Eu esperava mais. Mais da qualidade dos artistas arregimentados, e mais das performances de todos eles, tanto dos desconhecidos quanto dos bambambans. Paul McCartney apresentou uma versão diferente de “Lady Madonna”, ok, bacaninha, surpreendente, mas ficou só nisso e deu a impressão de estar não mais do que cumprindo tabela (e olha que sou fãnzaço do cavalheiro em questão!). Keith Urban estava entusiasmado e até me fez levantar do sofá um pouquinho. Veja sua performance aqui https://www.youtube.com/watch?v=DtA6GdsdTs0
Annie Lennox foi feliz em escolher sua “I saved the world today” e encantou, como é de sua praxe.
Fora isso, sei lá... fiquei vendo uma sucessão de nomes desconhecidos que pouco me capturaram, e isso que sou alguém que está sempre fuçando atrás de boas surpresas e novidades na música pop e rock. Achei a maioria das performances sonolentas, inclusive a de Taylor Swift. A ideia era animar todos nós que estamos encerrados em casa ou me enganei?

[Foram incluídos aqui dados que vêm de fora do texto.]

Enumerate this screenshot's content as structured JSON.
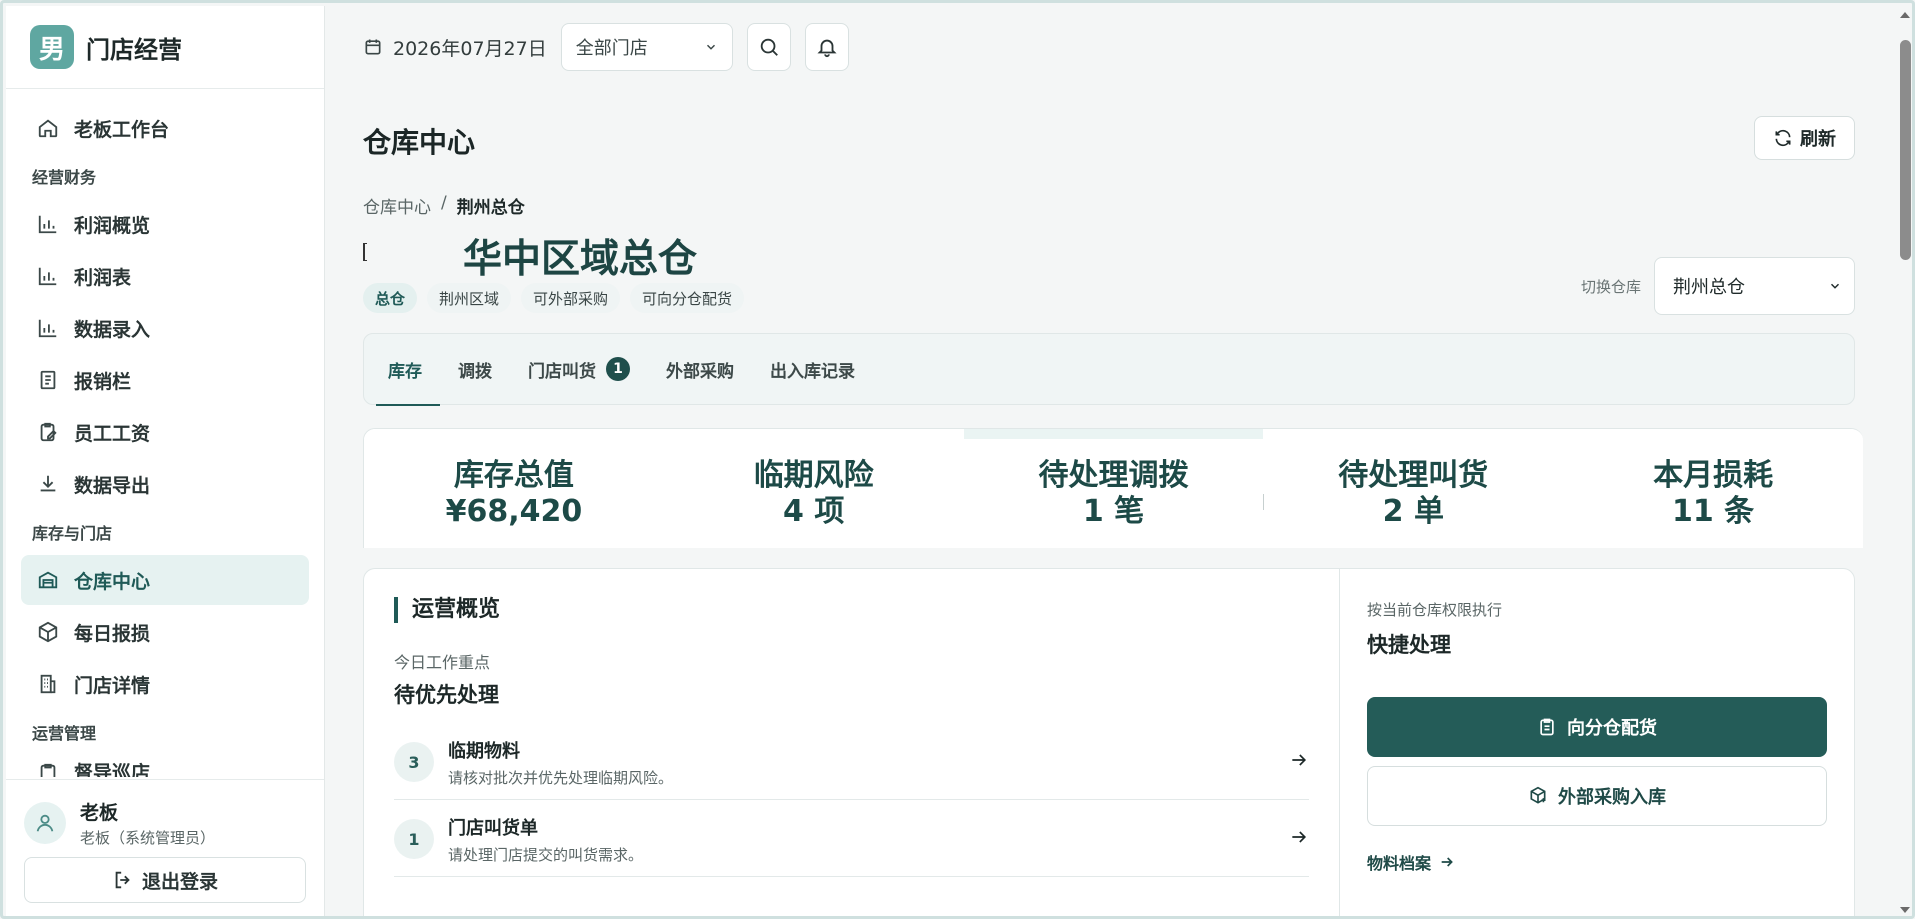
{
  "brand": {
    "logo_char": "男",
    "title": "门店经营"
  },
  "sidebar": {
    "items": [
      {
        "label": "老板工作台",
        "icon": "home-icon"
      },
      {
        "group": "经营财务"
      },
      {
        "label": "利润概览",
        "icon": "bar-chart-icon"
      },
      {
        "label": "利润表",
        "icon": "bar-chart-icon"
      },
      {
        "label": "数据录入",
        "icon": "bar-chart-icon"
      },
      {
        "label": "报销栏",
        "icon": "receipt-icon"
      },
      {
        "label": "员工工资",
        "icon": "clipboard-edit-icon"
      },
      {
        "label": "数据导出",
        "icon": "download-icon"
      },
      {
        "group": "库存与门店"
      },
      {
        "label": "仓库中心",
        "icon": "warehouse-icon",
        "active": true
      },
      {
        "label": "每日报损",
        "icon": "box-icon"
      },
      {
        "label": "门店详情",
        "icon": "building-icon"
      },
      {
        "group": "运营管理"
      },
      {
        "label": "督导巡店",
        "icon": "clipboard-icon"
      }
    ]
  },
  "user": {
    "name": "老板",
    "role": "老板（系统管理员）",
    "logout_label": "退出登录"
  },
  "topbar": {
    "date": "2026年07月27日",
    "store_select": "全部门店"
  },
  "page": {
    "title": "仓库中心",
    "refresh_label": "刷新",
    "breadcrumb": {
      "root": "仓库中心",
      "separator": "/",
      "current": "荆州总仓"
    },
    "warehouse_title": "华中区域总仓",
    "tags": [
      "总仓",
      "荆州区域",
      "可外部采购",
      "可向分仓配货"
    ],
    "switch_label": "切换仓库",
    "switch_value": "荆州总仓"
  },
  "tabs": [
    {
      "label": "库存",
      "active": true
    },
    {
      "label": "调拨"
    },
    {
      "label": "门店叫货",
      "badge": "1"
    },
    {
      "label": "外部采购"
    },
    {
      "label": "出入库记录"
    }
  ],
  "kpis": [
    {
      "label": "库存总值",
      "value": "¥68,420"
    },
    {
      "label": "临期风险",
      "value": "4 项"
    },
    {
      "label": "待处理调拨",
      "value": "1 笔"
    },
    {
      "label": "待处理叫货",
      "value": "2 单"
    },
    {
      "label": "本月损耗",
      "value": "11 条"
    }
  ],
  "overview": {
    "title": "运营概览",
    "hint": "今日工作重点",
    "subtitle": "待优先处理",
    "todos": [
      {
        "count": "3",
        "title": "临期物料",
        "desc": "请核对批次并优先处理临期风险。"
      },
      {
        "count": "1",
        "title": "门店叫货单",
        "desc": "请处理门店提交的叫货需求。"
      }
    ]
  },
  "quick": {
    "hint": "按当前仓库权限执行",
    "title": "快捷处理",
    "primary_label": "向分仓配货",
    "secondary_label": "外部采购入库",
    "link_label": "物料档案"
  },
  "colors": {
    "accent": "#245c58",
    "brand": "#5fa7a1",
    "active_bg": "#e6f2f1"
  }
}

Anitta, a única estrela nacional anunciada no elenco, decepcionou, e decepcionou pesado. Não cantou! Restringiu-se a anunciar, em inglês fluente (sim, ela tem inglês fluente, cara pálida), a apresentação de Juanes, o guitarrista colombiano. Questionada, Anitta afirmou que foi, sim, convidada a cantar pela Lady Gaga, porém, achou que deveria fazer uma superprodução e, como não conseguiria fazer isso em casa, declinou. Mas como assim, cara também pálida? Não se informou? Todos cantaram e tocaram nos ambientes íntimos de suas residências, sem produção coisa nenhuma! Essa era a proposta das lives! Qual parte ela não entendeu? Enfim, o mundo foi privado de escutar Anitta e teve de se contentar com Paul MacCartney, Stevie Wonder, Sheryl Crow...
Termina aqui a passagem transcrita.